Although the hiring market for MBA graduates has improved over the past several years to pre-recession levels, the outlook is stronger than it has been since before the recession, according to the GMAC Corporate Recruiters Survey.
An excellent barometer of hiring trends, the 2016 GMAC survey, conducted with survey partners EFMD, MBA CSEA and 109 business schools worldwide, drew responses from 842 employers from more than 530 companies in 40 countries worldwide.
Strongest demand for MBAs in a decade
Nearly 90 percent of recruiters said they planned to work with business schools to hire new graduates of MBA programs. Even though the numbers in previous years have been inching upward, the 2016 data represented an eight-point jump (88 percent) over 2015. That’s up 33 percent compared to 2010.
Resurgent corporate interest in MBA students is one reason ASU’s W. P. Carey School of Business has seen higher demand for its students. In fact, 95 percent of Full-time MBA students graduating in 2016 had accepted an offer within 90 days of graduation, up four percent from 2015.
As the name suggests, W. P. Carey Full-time MBA students return to school full-time, but what do these findings mean for students in part-time MBA programs, such as the Evening, Online, or Executive MBA? For students who continue to work while earning their degree, it means that — because organizations are seeking the skills acquired by MBA students, as well as the insights they’ve gained through recent case studies and advancing curricula — part-time students are equally well-positioned for new positions or to advance further within their current company.
Alumni see the long-lasting benefits of a graduate degree
In a separate GMAC survey polling alumni of graduate management education programs, 93 percent indicated that their degree was personally rewarding, while 89 and 75 percent said it was professionally and financially rewarding, respectively. Asked if they would pursue their degree again if they could, 93 percent responded that they would.
The ROI of a graduate degree in business outpaces that of other degrees, and alumni indicate that, on average, their degree has paid for itself within four years.
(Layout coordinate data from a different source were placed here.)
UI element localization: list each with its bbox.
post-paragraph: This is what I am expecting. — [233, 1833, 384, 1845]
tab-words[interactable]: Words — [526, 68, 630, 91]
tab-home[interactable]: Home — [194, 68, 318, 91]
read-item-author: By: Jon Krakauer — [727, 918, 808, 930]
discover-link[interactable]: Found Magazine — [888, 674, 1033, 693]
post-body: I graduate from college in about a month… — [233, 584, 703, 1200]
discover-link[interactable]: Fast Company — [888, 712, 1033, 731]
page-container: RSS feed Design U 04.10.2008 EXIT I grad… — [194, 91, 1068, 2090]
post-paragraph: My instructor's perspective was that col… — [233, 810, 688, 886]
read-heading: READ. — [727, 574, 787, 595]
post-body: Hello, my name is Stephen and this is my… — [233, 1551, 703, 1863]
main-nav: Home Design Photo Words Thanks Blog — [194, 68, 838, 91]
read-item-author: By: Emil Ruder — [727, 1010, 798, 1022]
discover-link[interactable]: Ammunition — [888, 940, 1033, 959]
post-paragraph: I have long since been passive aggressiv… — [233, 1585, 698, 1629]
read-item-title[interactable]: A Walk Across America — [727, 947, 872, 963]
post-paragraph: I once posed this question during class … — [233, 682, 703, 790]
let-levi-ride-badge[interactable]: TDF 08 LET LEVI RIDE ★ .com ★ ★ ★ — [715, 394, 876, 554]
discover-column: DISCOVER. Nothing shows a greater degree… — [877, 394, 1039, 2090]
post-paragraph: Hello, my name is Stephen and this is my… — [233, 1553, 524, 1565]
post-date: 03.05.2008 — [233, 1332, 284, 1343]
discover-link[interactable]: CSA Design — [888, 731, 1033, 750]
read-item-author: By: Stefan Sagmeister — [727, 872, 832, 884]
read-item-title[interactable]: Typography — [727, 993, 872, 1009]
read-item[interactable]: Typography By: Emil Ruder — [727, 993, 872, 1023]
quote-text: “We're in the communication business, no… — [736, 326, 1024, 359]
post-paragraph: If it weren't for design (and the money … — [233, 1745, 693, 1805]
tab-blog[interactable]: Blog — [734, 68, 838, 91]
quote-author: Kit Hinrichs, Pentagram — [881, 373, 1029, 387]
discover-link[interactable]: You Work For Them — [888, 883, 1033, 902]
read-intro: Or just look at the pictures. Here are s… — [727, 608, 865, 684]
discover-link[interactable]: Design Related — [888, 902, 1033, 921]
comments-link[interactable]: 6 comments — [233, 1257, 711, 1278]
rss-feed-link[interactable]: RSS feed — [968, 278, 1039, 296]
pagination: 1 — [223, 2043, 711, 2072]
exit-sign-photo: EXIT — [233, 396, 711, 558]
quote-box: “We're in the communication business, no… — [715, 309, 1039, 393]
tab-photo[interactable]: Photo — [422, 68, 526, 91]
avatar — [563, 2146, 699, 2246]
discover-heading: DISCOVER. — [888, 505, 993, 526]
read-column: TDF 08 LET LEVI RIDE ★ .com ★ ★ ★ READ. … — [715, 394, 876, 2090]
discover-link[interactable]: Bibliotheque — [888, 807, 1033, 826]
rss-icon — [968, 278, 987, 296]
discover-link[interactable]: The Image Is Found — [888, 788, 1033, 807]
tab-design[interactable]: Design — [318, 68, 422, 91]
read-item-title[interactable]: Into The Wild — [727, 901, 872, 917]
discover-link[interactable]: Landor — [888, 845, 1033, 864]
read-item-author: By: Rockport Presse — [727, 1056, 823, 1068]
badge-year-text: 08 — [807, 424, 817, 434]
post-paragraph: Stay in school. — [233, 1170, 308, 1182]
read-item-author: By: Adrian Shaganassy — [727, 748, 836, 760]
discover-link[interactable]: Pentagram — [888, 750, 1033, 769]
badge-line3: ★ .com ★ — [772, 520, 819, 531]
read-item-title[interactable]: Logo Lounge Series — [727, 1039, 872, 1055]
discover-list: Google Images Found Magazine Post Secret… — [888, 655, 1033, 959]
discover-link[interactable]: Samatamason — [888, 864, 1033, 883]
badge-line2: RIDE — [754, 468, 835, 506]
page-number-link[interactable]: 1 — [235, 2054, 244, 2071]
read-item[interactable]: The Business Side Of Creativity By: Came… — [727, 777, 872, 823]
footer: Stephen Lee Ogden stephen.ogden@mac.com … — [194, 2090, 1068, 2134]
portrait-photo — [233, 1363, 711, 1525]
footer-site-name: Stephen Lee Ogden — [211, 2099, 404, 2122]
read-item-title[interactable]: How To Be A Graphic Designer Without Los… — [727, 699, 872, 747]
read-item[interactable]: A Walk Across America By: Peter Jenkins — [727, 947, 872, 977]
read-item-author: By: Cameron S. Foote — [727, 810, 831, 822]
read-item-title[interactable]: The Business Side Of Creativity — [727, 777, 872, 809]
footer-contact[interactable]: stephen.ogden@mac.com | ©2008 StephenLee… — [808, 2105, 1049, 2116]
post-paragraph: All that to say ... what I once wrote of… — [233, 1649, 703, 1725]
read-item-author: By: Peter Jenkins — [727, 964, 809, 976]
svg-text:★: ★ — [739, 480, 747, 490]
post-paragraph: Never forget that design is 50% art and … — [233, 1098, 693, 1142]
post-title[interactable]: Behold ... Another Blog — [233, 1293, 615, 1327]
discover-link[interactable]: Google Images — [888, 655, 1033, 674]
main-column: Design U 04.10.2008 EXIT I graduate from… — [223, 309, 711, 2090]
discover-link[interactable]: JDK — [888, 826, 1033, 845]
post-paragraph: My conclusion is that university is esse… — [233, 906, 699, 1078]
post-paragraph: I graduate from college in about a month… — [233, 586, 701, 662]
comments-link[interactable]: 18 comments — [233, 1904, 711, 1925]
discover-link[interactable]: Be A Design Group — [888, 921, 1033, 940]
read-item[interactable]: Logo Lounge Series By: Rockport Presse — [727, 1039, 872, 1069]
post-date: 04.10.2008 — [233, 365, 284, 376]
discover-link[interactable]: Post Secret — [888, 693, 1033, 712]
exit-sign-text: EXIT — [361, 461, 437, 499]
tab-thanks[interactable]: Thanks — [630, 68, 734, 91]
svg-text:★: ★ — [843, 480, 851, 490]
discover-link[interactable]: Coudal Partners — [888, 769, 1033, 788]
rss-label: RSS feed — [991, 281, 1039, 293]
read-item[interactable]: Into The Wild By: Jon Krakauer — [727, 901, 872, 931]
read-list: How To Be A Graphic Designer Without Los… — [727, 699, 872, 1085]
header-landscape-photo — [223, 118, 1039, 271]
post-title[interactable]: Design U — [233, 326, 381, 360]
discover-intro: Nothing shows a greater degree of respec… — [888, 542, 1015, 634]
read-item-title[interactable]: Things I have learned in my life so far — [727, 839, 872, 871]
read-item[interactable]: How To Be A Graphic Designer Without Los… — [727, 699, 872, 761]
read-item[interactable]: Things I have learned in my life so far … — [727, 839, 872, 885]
The ROI metric gathered by GMAC has remained positive in 19 of the past 20 years surveyed. In fact, over the remainders of the careers, business school alumni can expect to make a median of $2.5 million in cumulative base salary, compared to just $2 million over their careers without a master’s degree.
The impact of a master’s degree in business is undeniable
When it comes to the value of your degree, take it from the people who are hiring talent and from the talent they’re hiring: An MBA or a specialized master’s degree in business just makes sense. It’s a degree that pays you back quickly and gives you a distinct advantage in the job market.